Great question. I suspect though that chemists may know more about it than physicists. I am not a big specialist either, but here is an intuitive explanation.

In atomic interactions there are several major factors at play: covalent bonding, shielding, and Van-der-Waals interaction.

Covalent bonding is always attractive (except for nobble gasses) and results from delocalization of electrons between different orbitals. It is very short ranged (the force decays exponentially with the distance), very strong and want to snap atoms together. What prevents them from collapsing, is the Coulomb repulsion between nuclei.

Nuclei are positively charged, and at large distances they are shielded from surroundings by a cloud of electrons. As the atoms get closer, the nuclei of both atoms get into each others electron cloud and start feeling the coulomb repulsion from each other. This prevents atoms from collapsing.

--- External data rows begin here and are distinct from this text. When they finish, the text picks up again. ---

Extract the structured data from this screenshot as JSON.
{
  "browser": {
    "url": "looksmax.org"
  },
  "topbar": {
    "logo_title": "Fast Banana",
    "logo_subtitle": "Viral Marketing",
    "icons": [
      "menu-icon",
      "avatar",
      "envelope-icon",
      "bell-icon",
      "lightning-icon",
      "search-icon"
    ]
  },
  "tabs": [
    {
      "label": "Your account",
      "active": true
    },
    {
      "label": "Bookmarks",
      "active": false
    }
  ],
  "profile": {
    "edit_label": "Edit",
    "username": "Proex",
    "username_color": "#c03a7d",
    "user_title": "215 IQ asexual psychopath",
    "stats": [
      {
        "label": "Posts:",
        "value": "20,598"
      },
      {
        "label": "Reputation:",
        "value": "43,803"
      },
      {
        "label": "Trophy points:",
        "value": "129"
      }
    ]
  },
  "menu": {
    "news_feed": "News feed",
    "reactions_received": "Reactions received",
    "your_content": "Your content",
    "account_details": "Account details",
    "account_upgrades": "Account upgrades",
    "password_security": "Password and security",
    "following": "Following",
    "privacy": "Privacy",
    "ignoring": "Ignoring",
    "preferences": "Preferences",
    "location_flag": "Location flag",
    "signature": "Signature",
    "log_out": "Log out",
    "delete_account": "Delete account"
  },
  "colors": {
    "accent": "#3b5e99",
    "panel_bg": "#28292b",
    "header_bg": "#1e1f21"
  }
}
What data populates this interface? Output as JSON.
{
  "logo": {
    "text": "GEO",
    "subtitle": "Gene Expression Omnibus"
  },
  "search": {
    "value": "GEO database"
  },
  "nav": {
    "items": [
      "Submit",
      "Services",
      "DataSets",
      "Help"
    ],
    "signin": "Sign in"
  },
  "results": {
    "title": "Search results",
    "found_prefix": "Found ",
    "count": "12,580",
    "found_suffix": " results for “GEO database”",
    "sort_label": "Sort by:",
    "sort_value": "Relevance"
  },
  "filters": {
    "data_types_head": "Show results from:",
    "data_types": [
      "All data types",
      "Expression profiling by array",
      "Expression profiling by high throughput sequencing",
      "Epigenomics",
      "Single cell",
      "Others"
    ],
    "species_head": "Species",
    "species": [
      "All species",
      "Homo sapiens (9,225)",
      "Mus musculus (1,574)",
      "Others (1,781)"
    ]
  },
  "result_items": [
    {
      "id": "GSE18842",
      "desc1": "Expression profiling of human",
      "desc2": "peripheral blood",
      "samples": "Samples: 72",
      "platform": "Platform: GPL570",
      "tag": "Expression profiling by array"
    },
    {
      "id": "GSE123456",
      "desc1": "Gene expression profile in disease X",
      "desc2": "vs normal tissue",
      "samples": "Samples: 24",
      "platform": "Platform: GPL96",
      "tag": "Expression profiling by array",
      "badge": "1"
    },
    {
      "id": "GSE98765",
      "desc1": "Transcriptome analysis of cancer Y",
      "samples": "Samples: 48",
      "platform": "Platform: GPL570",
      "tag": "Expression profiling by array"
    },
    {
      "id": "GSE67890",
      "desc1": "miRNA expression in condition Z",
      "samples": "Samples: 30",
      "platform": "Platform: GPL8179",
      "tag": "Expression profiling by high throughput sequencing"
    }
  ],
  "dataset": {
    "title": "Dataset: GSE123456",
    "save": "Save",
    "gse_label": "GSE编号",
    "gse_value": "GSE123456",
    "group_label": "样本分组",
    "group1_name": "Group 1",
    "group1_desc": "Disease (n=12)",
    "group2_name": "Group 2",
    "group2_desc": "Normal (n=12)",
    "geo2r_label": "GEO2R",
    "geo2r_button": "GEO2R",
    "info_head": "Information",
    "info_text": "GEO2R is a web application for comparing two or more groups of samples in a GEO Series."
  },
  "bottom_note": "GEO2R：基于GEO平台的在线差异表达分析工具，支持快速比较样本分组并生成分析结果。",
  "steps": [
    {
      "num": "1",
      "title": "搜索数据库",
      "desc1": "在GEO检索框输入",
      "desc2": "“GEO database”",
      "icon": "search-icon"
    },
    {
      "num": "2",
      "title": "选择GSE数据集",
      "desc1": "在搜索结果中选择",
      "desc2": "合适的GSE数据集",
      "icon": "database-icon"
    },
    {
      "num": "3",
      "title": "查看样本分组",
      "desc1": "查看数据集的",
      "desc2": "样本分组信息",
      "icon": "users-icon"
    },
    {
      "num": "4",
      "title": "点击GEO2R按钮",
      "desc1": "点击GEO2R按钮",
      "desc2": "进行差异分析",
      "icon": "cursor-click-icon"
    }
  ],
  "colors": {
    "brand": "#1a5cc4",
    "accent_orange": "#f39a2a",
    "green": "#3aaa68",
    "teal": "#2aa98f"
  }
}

Van-der-Waals forces are the long-range forces you were talking about in your post. The force is weakly attractive at large distances and results from induced polarization by one neutral atom onto another. When electron in one atom is closer to the other atom compared to nuclei, the electron in the second atom prefers to be further away, and such induced dipole-dipole correlations will lower the energy of the system. The Van-der-Waals forces are weakly and long range and come into play when other forces do not matter.

Therefore, at very short distances the Coulomb repulsion dominates, a bit further the covalent bonding takes over, but drops quickly, leaving only Van-der-Waals attraction as the main interaction.